Durante a apresentação detalhada do balanço, o governo federal também assinou novos contratos voltados exclusivamente para a regularização fundiária e ambiental. Essas novas parcerias institucionais incluem a prestação de Assistência Técnica e Extensão Rural, que será operacionalizada no campo por meio da Agência Nacional de Assistência Técnica e Extensão Rural (Anater), órgão vinculado ao governo federal responsável por promover o desenvolvimento rural sustentável.
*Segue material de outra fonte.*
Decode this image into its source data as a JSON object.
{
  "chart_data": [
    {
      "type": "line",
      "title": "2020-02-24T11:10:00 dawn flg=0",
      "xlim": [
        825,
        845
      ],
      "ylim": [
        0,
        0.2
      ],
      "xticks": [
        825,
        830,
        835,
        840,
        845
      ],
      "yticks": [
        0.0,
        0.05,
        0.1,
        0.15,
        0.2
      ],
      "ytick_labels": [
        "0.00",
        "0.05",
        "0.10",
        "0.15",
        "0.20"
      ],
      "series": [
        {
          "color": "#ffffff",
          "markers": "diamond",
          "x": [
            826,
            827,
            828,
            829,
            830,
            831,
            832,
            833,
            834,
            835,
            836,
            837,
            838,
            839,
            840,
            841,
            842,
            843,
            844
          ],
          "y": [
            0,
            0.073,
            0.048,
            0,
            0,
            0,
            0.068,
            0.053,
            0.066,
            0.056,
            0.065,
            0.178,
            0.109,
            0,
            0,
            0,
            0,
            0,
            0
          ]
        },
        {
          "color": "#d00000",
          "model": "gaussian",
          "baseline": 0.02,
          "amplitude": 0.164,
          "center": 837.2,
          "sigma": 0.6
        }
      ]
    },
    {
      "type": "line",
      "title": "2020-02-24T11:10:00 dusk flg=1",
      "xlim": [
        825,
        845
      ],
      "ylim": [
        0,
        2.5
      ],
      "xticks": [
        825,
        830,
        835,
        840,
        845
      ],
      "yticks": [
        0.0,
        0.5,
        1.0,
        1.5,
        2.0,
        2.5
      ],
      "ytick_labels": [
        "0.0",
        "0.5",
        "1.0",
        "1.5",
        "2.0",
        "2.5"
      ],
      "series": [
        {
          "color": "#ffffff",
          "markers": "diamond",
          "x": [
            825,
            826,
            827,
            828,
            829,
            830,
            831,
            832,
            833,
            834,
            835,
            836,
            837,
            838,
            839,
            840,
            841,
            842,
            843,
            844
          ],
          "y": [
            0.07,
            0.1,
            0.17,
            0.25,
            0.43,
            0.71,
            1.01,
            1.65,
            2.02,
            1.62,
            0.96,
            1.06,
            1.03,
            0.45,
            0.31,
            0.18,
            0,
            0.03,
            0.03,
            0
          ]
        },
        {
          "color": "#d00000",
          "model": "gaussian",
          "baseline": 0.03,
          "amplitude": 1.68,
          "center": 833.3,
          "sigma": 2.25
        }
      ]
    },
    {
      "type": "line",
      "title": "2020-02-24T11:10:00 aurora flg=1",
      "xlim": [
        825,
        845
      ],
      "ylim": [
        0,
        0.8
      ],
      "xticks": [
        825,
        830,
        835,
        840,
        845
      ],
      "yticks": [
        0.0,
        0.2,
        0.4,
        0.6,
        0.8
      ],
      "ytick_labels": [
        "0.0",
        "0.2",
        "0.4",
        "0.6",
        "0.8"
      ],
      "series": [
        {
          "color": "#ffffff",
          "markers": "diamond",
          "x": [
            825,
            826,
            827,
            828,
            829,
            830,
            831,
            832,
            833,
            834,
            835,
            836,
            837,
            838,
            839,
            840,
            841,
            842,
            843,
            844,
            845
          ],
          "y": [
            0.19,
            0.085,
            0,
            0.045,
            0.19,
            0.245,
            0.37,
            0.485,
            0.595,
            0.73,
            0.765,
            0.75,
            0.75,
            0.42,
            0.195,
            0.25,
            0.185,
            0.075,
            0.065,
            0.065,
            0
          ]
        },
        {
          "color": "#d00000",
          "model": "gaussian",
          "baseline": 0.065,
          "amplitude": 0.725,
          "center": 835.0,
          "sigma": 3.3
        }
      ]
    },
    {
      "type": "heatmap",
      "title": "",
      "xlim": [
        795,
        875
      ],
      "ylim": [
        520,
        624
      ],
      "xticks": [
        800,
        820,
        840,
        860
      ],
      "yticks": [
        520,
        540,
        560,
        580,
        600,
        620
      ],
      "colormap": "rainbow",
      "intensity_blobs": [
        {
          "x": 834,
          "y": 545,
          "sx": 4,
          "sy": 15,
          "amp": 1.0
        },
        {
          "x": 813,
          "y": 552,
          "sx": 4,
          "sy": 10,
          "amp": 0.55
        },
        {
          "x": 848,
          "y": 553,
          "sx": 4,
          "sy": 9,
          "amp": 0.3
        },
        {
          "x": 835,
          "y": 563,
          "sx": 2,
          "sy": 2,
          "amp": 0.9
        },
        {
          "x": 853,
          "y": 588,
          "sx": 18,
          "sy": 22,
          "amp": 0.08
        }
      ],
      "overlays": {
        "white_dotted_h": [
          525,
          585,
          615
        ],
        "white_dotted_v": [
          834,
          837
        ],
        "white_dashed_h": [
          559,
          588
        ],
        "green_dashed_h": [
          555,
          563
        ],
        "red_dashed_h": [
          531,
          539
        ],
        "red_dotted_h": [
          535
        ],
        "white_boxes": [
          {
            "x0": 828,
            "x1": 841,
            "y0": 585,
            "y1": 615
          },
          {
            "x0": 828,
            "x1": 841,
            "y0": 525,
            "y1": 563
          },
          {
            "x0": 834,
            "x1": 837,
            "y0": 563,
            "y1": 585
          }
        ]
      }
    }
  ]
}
Os novos aportes governamentais somam R$ 75 milhões em investimentos diretos no setor. O alcance projetado engloba aproximadamente 32 mil propriedades rurais, que estão distribuídas em 48 municípios nos estados do Acre, Amazonas, Pará, Mato Grosso, Roraima e Rondônia. O objetivo central desta fase é fornecer segurança jurídica e amparo técnico para os produtores locais de pequeno e médio porte.

O que diz a ministra sobre a queda do desmatamento local?

A titular da pasta ambiental destacou os avanços numéricos obtidos nos últimos anos e a sua correlação pacífica com o crescimento do setor produtivo exportador.

“O desmatamento caiu em 50% na Amazônia desde 2022 enquanto o agronegócio cresceu – abrimos mais de 500 novos mercados desde 2023.”

O Programa União com Municípios, instaurado oficialmente em setembro de 2023, foi estruturado exatamente para criar essa dinâmica positiva no interior do país. Ele complementa as tradicionais ações repressivas e de multas com a regularização cadastral, a recuperação de áreas degradadas e o apoio constante à produção pautada pela sustentabilidade.

Por que a cooperação com os prefeitos mudou a dinâmica ambiental?

A atual mudança de paradigma na política ambiental brasileira passa diretamente pela escuta ativa das demandas locais. A ministra explicou a grande importância de oferecer alternativas econômicas reais aos gestores municipais, que lidam com a intensa pressão diária do uso comercial e habitacional da terra.

“Com comando e controle, enfrentamos o que não pode ocorrer. Mas os prefeitos, com razão, pediam uma agenda positiva de controle do desmatamento. Regularização fundiária e ambiental, por exemplo, é uma demanda de todos.”

O custeio complexo de todas essas operações estruturais tem origens financeiras diversificadas. Os recursos repassados provêm do Fundo Amazônia (mecanismo de captação de doações internacionais gerido pelo BNDES), do orçamento regular do próprio Ministério do Meio Ambiente, do Ministério da Justiça e Segurança Pública, e de iniciativas paralelas como o Projeto Floresta+ Amazônia. Este último projeto é focado especificamente na remuneração por serviços ambientais essenciais, visando a recuperação de florestas devastadas e a consequente diminuição nas emissões de gases de efeito estufa na atmosfera.